Lucile immobilise sur Jean des yeux éperdus, navrés d’extase. Tressaillante jusqu’aux profondeurs les plus vives de l’être, elle écoute l’harmonie d’amour. Elle est impuissante contre l’émoi, contre la défaillance… Elle a le vertige de vouloir en mourir…

Jean s’étonne du mutisme, de la pâleur de Lucile. Des secousses brusques remuent la poitrine de la jeune fille : elle a presque fermé son regard, le visage est comme rigide…

C’est qu’elle est étreinte par quelque chose d’inévitable, de dur. Un malaise accablant la tient. Comme elle est inférieure, comme elle est pauvre, comme elle est lointaine ! En cette minute, elle n’éprouve qu’une tension de volonté âpre…

De la douleur transperce Jean Fontaine : il s’épouvante à l’hypothèse de n’être pas aimé.

— Lucile, vous ai-je offensée ? dit-il, enfin, anxieux jusqu’à l’extrême.

— C’est le contraire, Jean…

— Mais alors ?… je… je…

— Vous m’élevez trop, je n’ai pas le droit, j’ai peur…

— Je vous admire, je vous aime d’être aussi délicate, mais il faut n’y plus songer, n’est-ce pas ?

— Je ne le peux pas !…

— Vous me croyez donc faux ?

— Ah ! Jean ! qu’est-ce que vous me dites-là ? dit-elle, un sanglot lui déchirant la gorge.

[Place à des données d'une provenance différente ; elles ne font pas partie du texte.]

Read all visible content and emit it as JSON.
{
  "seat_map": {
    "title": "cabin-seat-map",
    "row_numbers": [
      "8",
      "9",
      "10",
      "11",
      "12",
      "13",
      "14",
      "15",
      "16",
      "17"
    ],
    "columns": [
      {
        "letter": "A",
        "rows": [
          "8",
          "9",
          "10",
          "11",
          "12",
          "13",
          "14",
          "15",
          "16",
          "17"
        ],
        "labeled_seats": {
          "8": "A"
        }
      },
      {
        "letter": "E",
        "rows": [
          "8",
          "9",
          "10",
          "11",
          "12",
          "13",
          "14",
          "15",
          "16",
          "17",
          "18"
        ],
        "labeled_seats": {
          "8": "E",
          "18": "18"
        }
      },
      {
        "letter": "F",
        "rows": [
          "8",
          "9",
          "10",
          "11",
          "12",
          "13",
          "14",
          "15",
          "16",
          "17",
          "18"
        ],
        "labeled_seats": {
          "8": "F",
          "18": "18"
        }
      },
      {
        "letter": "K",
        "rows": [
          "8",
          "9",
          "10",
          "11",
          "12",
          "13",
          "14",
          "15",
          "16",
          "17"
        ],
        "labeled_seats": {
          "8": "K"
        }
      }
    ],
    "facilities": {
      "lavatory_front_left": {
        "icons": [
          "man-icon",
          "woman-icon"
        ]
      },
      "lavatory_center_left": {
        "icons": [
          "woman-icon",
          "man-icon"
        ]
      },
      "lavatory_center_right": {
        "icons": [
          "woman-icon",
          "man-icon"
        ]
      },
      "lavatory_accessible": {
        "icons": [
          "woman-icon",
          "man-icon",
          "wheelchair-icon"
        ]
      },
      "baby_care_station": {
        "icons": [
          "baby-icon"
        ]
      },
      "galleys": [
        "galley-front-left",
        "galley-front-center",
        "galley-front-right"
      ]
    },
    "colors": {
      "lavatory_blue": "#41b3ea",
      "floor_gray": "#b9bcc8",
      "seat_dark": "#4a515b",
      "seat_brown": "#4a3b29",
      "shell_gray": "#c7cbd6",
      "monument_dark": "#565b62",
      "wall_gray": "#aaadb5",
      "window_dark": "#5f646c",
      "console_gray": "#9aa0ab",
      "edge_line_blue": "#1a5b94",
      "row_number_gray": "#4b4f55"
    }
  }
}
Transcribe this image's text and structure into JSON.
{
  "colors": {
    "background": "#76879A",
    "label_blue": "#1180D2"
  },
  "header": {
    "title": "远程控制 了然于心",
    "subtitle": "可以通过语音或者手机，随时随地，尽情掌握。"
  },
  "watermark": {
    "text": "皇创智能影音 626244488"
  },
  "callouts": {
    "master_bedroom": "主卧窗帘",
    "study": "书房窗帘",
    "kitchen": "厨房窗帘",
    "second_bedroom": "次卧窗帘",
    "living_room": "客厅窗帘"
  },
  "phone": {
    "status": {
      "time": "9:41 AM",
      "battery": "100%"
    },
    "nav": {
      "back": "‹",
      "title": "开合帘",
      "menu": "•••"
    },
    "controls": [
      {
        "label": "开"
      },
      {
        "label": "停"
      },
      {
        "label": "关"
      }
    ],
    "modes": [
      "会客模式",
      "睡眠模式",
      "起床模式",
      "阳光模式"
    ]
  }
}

— Pardon, mon amie ! L’inquiétude me rend féroce ! Oubliez cela, je ne veux plus que ça vous fasse du mal !

— C’est impossible, je le sais ! Que cela me fait de la peine de vous voir si triste ! Je n’ai pas de mots pour vous remercier de votre générosité, de l’honneur que vous me faites… Vous allez le comprendre vous-même. Je ne suis pas capable de vous dire cela. Je suis trop inégale, trop étrangère à vous, je suis certaine que vous le regretteriez. Je vous ennuierai, je serai dépaysée, je serai gauche au milieu des vôtres : je serai l’intrigante, l’enjôleuse pour l’argent… Ne voyez-vous pas que je dois être courageuse au-delà de ce que je peux dire ? Je le dois à votre bonheur !…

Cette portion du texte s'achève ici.